Eu Scandinavia quelques belles photos de la Laponie
Scandinavia is a historical cultural-linguistic region in Northern Europe characterized by a common ethno-cultural Germanic heritage and related languages that includes the three kingdoms of Denmark, Norway, and Sweden. Modern Norway and Sweden proper[b] are situated on the Scandinavian Peninsula, whereas modern Denmark is situated on the Danish islands and Jutland. The term Scandinavia is usually used as a cultural term, but in English usage, it is occasionally confused with the purely geographical term Scandinavian Peninsula, which took its name from the cultural-linguistic concept. The name Scandinavia historically referred vaguely to Scania.
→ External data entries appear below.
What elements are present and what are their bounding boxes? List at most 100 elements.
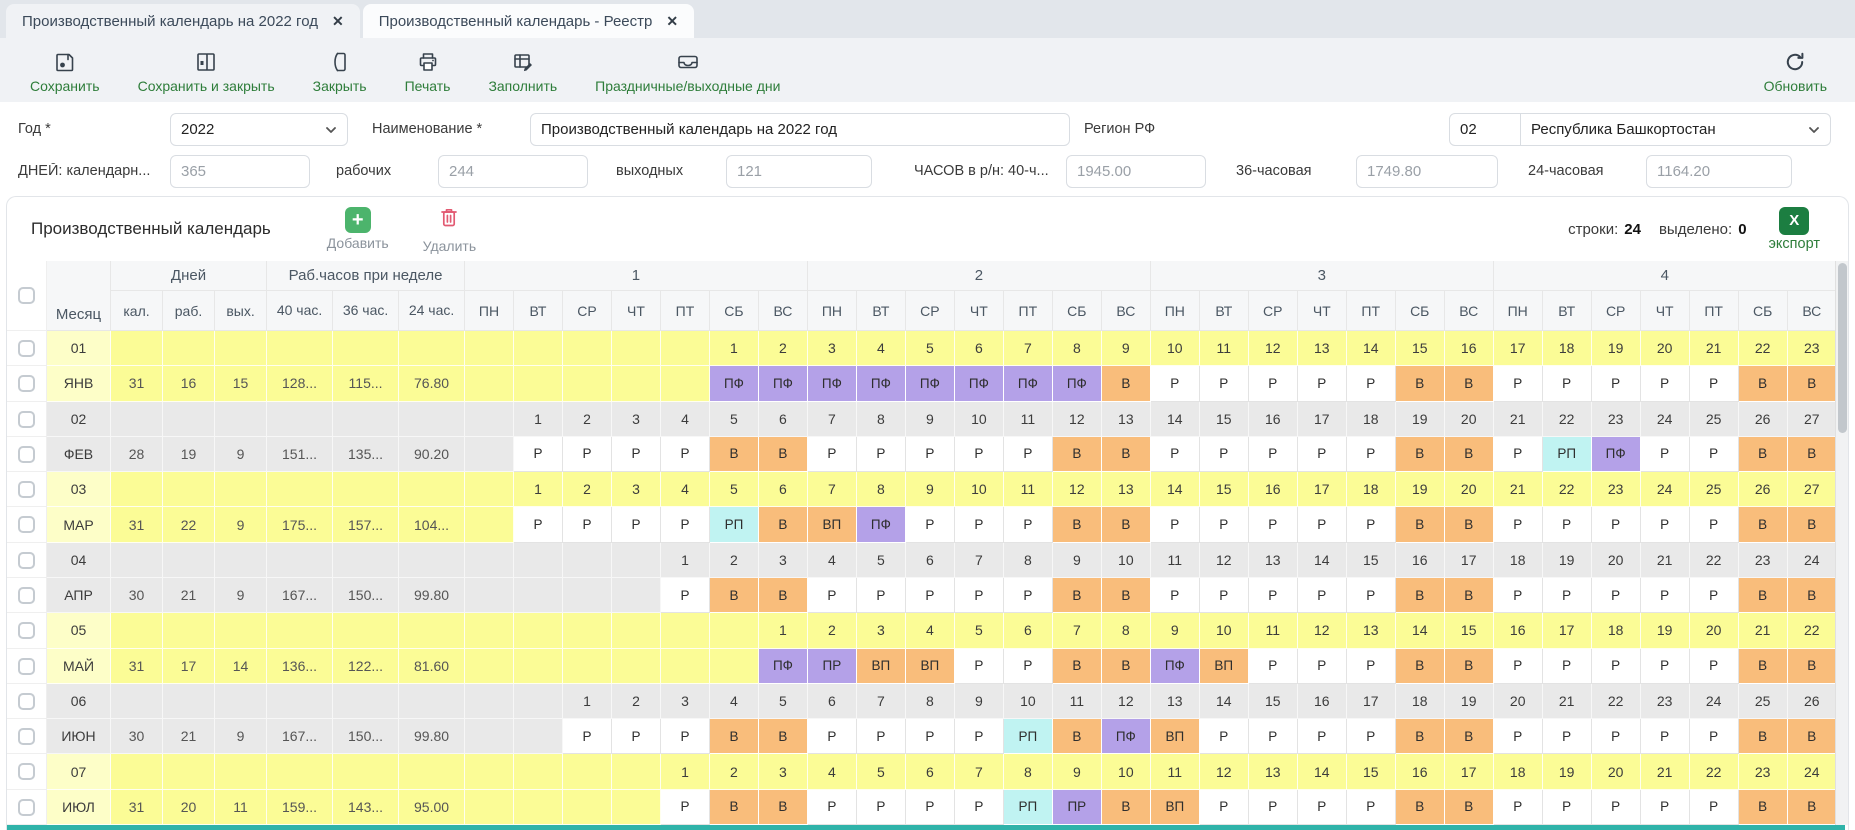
day-type-cell[interactable]: В [1444, 507, 1494, 543]
day-date-cell[interactable]: 24 [1640, 401, 1690, 437]
day-date-cell[interactable]: 11 [1052, 683, 1102, 720]
day-date-cell[interactable]: 13 [1101, 472, 1151, 508]
day-type-cell[interactable]: Р [611, 719, 661, 755]
day-type-cell[interactable] [514, 719, 563, 755]
day-date-cell[interactable]: 13 [1101, 401, 1151, 437]
day-type-cell[interactable]: Р [1248, 507, 1298, 543]
day-date-cell[interactable]: 17 [1297, 401, 1347, 437]
day-type-cell[interactable] [465, 577, 515, 614]
month-stat-cell[interactable]: 175... [267, 507, 334, 543]
day-date-cell[interactable]: 8 [856, 472, 906, 508]
empty-stat-cell[interactable] [399, 683, 466, 720]
day-type-cell[interactable]: Р [905, 436, 955, 473]
day-date-cell[interactable]: 14 [1150, 401, 1200, 437]
day-type-cell[interactable]: Р [1591, 507, 1641, 543]
day-type-cell[interactable]: Р [1248, 366, 1298, 402]
day-type-cell[interactable]: Р [660, 436, 710, 473]
day-date-cell[interactable]: 23 [1738, 542, 1788, 578]
day-type-cell[interactable]: В [1738, 789, 1788, 825]
day-date-cell[interactable] [465, 472, 515, 508]
empty-stat-cell[interactable] [333, 542, 400, 578]
fill-button[interactable]: Заполнить [488, 47, 557, 94]
day-type-cell[interactable]: ПФ [1003, 366, 1053, 402]
day-type-cell[interactable]: Р [1591, 648, 1641, 684]
day-type-cell[interactable]: ПФ [758, 648, 808, 684]
day-type-cell[interactable]: ПФ [1150, 648, 1200, 684]
row-checkbox[interactable] [18, 657, 35, 675]
empty-stat-cell[interactable] [111, 613, 163, 649]
day-type-cell[interactable]: Р [1640, 789, 1690, 825]
month-stat-cell[interactable]: 95.00 [399, 789, 466, 825]
month-number-cell[interactable]: 07 [47, 754, 111, 790]
empty-stat-cell[interactable] [267, 472, 334, 508]
month-stat-cell[interactable]: 150... [333, 719, 400, 755]
day-type-cell[interactable]: Р [905, 507, 955, 543]
day-type-cell[interactable]: В [1101, 577, 1151, 614]
empty-stat-cell[interactable] [163, 472, 215, 508]
day-type-cell[interactable]: ПФ [758, 366, 808, 402]
day-type-cell[interactable]: Р [954, 507, 1004, 543]
day-type-cell[interactable]: В [758, 507, 808, 543]
day-type-cell[interactable]: ПР [807, 648, 857, 684]
day-type-cell[interactable]: Р [807, 789, 857, 825]
day-type-cell[interactable] [611, 648, 661, 684]
day-date-cell[interactable] [514, 331, 563, 367]
day-date-cell[interactable] [709, 613, 759, 649]
day-date-cell[interactable]: 25 [1689, 472, 1739, 508]
day-type-cell[interactable]: Р [1199, 789, 1249, 825]
export-excel-button[interactable]: X экспорт [1769, 206, 1820, 252]
day-type-cell[interactable]: Р [1689, 366, 1739, 402]
day-type-cell[interactable]: В [1738, 366, 1788, 402]
day-type-cell[interactable]: Р [1689, 577, 1739, 614]
day-type-cell[interactable] [660, 648, 710, 684]
day-type-cell[interactable]: Р [563, 719, 612, 755]
day-date-cell[interactable]: 13 [1248, 542, 1298, 578]
month-stat-cell[interactable]: 90.20 [399, 436, 466, 473]
day-type-cell[interactable]: Р [1248, 719, 1298, 755]
day-date-cell[interactable]: 2 [611, 683, 661, 720]
row-checkbox[interactable] [18, 551, 35, 569]
close-tab-icon[interactable]: ✕ [666, 12, 679, 29]
day-date-cell[interactable]: 14 [1297, 542, 1347, 578]
tab-production-calendar-2022[interactable]: Производственный календарь на 2022 год ✕ [6, 4, 360, 38]
horizontal-scrollbar[interactable] [7, 825, 1845, 830]
day-type-cell[interactable]: Р [1297, 789, 1347, 825]
day-type-cell[interactable]: Р [1199, 507, 1249, 543]
day-date-cell[interactable]: 23 [1738, 754, 1788, 790]
day-date-cell[interactable] [465, 683, 515, 720]
row-checkbox[interactable] [18, 763, 35, 781]
day-type-cell[interactable]: Р [1640, 436, 1690, 473]
day-date-cell[interactable] [514, 542, 563, 578]
month-stat-cell[interactable]: 115... [333, 366, 400, 402]
refresh-button[interactable]: Обновить [1764, 47, 1827, 94]
day-date-cell[interactable]: 3 [611, 401, 661, 437]
day-date-cell[interactable]: 24 [1787, 754, 1837, 790]
day-type-cell[interactable] [709, 648, 759, 684]
day-date-cell[interactable]: 4 [709, 683, 759, 720]
day-date-cell[interactable]: 26 [1738, 401, 1788, 437]
day-type-cell[interactable]: Р [1689, 436, 1739, 473]
day-date-cell[interactable]: 15 [1444, 613, 1494, 649]
day-date-cell[interactable] [611, 542, 661, 578]
day-type-cell[interactable]: В [1738, 648, 1788, 684]
day-type-cell[interactable]: В [1787, 507, 1837, 543]
day-date-cell[interactable]: 3 [758, 542, 808, 578]
day-date-cell[interactable]: 6 [758, 472, 808, 508]
day-date-cell[interactable]: 12 [1199, 754, 1249, 790]
day-type-cell[interactable]: В [1395, 436, 1445, 473]
delete-row-button[interactable]: Удалить [423, 205, 476, 254]
day-type-cell[interactable]: Р [1297, 366, 1347, 402]
day-type-cell[interactable]: Р [1689, 507, 1739, 543]
month-stat-cell[interactable]: 30 [111, 577, 163, 614]
day-type-cell[interactable]: В [709, 789, 759, 825]
day-type-cell[interactable]: Р [1346, 507, 1396, 543]
day-type-cell[interactable]: Р [611, 436, 661, 473]
day-date-cell[interactable]: 15 [1346, 542, 1396, 578]
row-checkbox[interactable] [18, 340, 35, 358]
day-type-cell[interactable]: ПФ [905, 366, 955, 402]
empty-stat-cell[interactable] [399, 754, 466, 790]
day-type-cell[interactable]: Р [954, 577, 1004, 614]
day-date-cell[interactable]: 7 [1052, 613, 1102, 649]
month-stat-cell[interactable]: 167... [267, 719, 334, 755]
day-type-cell[interactable]: Р [1493, 507, 1543, 543]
The terms Scandinavia and Scandinavian entered usage in the 18th century as terms for the three Scandinavian countries, their peoples and associated language and culture, being introduced by the early linguistic and cultural Scandinavist movement. Sometimes the term Scandinavia is also taken to include Iceland, the Faroe Islands, and Finland, on account of their historical association with the Scandinavian countries. Such usage, however, may be considered inaccurate in the area itself, where the term Nordic countries instead refers to this broader group.
The southern and by far most populous regions of Scandinavia have a temperate climate. Scandinavia extends to the north of the Arctic Circle, but has relatively mild weather for its latitude due to the Gulf Stream. Much of the Scandinavian mountains have an alpine tundra climate. There are many lakes and moraines, legacies of the last glacial period, which ended about ten millennia ago.